PII-040 - THE IMPACT OF MILD, MODERATE AND SEVERE LIVER DYSFUNCTION ON THE PHARMACOKINETIC DISPOSITION OF MEZIGDOMIDE

B. Kiesel¹, A. Shahane¹, J. Burnett¹, X. Wang¹, C. Sychterz¹, Z. Guo¹, F. Shakeel¹, Y. Zhu², A. Gaudy¹; ¹Bristol Myers Squibb, Princeton, NJ, USA, ²Bristol Myers Squibb, Princeton, NJ, 07901.

Background: Mezigdomide (MEZI) is a novel, potent oral cereblon-E3 ligase modulator (CELMoD™) demonstrating clinical activity for multiple myeloma (MM). PK of MEZI is dependent on CYP3A metabolism which may be limited by hepatic impairment (HI). To characterize MEZI PK and support treatment guidelines in MM patients with HI, a clinical trial was conducted in volunteers with varying degrees of HI. A PopPK model was also applied to evaluate PK data and HI in the MM population.

Methods: 32 subjects (8 per group) with mild, moderate, and severe HI and a healthy control group were enrolled per Child-Pugh (CP) criteria into study CA057-1010 (NCT05707390) and treated with a single 0.4 mg MEZI dose. Dose selection was guided by PBPK which predicted a modest increase in exposure due to HI. Plasma samples were collected and concentrations of MEZI, M3, and M4 were analyzed by LC-MS/MS. PK was assessed using noncompartmental analysis. Statistical analysis was conducted between the healthy control group and HI groups by generating geometric mean ratios (GMR) and 90% confidence intervals (CI) of exposure. HI, categorized by NCI ODWG criteria, was assessed as a covariate of PK in MM patients by a PopPK model and data from CC-92480-MM-001.

Results: Compared to the healthy control group MEZI AUC0-∞ trended upward with worsening HI although significance was limited to severe HI (1.65 GMR, 1.08 – 2.52 90% CI) per CP categorization. Results for AUC0-∞ were similar per NCI-ODWG categorization with significance limited to severe HI with GMR of 1.94 (1.07 - 3.54 90% CI), although sample size by this categorization was limited (N= 21 normal, 3 mild, 5 moderate, 2 severe). HI did not have an impact on M3, while M4 exposure increased with increasing HI. PopPK analysis using NCI-ODWG HI categorization in the MM population was limited to normal and mild HI (N= 129 normal, N = 26 mild HI) and did not identify HI as a significant covariate.

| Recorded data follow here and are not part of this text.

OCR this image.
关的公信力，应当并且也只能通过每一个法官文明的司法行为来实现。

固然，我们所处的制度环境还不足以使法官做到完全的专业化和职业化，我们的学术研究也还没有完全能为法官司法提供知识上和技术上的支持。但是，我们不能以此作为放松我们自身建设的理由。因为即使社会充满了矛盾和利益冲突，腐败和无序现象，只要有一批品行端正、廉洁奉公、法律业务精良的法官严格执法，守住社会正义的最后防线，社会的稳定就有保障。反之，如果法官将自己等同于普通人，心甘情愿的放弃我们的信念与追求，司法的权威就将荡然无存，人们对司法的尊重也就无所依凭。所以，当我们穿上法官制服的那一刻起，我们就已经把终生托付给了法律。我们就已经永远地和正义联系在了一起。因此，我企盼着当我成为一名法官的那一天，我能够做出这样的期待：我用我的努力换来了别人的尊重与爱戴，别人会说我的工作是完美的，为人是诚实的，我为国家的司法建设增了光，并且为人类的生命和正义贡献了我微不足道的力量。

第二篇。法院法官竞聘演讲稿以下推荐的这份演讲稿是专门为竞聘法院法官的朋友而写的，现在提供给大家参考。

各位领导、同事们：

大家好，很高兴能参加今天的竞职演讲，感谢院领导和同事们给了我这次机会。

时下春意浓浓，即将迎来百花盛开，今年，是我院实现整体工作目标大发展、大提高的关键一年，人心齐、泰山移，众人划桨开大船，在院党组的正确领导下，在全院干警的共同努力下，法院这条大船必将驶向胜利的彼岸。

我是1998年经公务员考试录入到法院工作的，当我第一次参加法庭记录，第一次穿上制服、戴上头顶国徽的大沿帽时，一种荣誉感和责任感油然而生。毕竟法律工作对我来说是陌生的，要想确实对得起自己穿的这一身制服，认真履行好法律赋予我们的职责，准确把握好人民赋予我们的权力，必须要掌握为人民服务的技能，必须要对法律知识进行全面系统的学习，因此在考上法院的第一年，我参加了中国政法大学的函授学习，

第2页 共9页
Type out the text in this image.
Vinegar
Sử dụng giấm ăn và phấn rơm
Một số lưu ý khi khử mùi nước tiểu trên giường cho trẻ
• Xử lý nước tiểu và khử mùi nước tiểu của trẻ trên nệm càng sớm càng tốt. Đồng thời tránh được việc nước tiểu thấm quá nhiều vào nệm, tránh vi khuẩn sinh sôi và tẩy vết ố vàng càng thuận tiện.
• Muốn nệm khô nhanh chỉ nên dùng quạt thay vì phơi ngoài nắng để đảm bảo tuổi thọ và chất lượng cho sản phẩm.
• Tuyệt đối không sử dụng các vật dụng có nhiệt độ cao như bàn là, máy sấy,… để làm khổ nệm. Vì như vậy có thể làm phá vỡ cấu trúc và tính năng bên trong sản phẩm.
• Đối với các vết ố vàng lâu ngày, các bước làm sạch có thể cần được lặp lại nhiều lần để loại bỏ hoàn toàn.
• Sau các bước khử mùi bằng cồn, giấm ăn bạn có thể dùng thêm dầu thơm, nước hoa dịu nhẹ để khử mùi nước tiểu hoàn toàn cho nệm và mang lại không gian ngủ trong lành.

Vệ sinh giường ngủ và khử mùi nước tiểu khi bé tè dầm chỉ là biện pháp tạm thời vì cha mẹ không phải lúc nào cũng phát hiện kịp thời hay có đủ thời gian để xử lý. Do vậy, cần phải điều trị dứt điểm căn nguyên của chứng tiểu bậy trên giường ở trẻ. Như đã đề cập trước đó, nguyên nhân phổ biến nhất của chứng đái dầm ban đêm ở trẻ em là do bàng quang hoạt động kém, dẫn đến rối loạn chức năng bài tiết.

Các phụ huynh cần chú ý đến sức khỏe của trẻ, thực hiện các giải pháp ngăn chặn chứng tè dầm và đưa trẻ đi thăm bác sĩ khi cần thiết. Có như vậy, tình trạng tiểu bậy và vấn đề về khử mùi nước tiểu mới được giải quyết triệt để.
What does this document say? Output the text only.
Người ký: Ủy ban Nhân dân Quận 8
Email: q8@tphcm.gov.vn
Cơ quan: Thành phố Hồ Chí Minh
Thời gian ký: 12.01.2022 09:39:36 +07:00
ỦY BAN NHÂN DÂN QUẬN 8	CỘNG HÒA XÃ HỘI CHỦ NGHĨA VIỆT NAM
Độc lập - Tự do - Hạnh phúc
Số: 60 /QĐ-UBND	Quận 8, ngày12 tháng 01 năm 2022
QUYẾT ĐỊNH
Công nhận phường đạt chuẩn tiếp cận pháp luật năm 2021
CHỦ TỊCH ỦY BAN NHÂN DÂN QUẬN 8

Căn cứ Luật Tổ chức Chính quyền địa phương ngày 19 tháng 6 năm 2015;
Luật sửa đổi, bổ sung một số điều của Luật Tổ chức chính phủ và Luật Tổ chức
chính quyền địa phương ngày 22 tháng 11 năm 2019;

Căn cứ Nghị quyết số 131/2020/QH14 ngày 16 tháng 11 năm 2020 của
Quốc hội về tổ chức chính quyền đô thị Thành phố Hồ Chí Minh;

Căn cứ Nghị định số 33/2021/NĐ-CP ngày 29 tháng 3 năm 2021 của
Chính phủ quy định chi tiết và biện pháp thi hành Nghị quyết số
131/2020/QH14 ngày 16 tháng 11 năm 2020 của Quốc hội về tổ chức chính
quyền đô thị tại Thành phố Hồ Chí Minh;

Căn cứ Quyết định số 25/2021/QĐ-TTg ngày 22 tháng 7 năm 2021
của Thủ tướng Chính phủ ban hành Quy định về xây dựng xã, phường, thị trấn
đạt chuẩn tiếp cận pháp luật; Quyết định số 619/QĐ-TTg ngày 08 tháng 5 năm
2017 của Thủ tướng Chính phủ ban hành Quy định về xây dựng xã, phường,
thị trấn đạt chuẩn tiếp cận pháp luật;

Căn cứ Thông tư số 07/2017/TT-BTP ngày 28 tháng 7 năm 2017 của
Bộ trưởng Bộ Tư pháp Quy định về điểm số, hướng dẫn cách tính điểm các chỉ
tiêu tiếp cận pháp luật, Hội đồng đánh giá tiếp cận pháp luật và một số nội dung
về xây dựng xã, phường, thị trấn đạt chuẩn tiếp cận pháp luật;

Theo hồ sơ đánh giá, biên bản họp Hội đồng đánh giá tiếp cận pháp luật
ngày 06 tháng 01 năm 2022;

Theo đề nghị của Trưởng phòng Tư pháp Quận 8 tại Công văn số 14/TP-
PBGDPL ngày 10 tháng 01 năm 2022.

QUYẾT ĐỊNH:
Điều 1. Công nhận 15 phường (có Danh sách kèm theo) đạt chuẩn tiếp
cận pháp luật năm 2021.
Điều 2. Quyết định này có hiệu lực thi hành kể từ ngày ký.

Conclusion: Mild or moderate HI did not impact MEZI PK. Severe HI resulted in an approximate 60% to 2-fold increase in MEZI exposure by CP and NCI ODWG categorization, respectively. These results suggest no dose modification is necessary for mild or moderate HI. Dose reduction for severe HI may be considered with clinical exposure-response results to ensure patient safety and appropriate benefit-risk.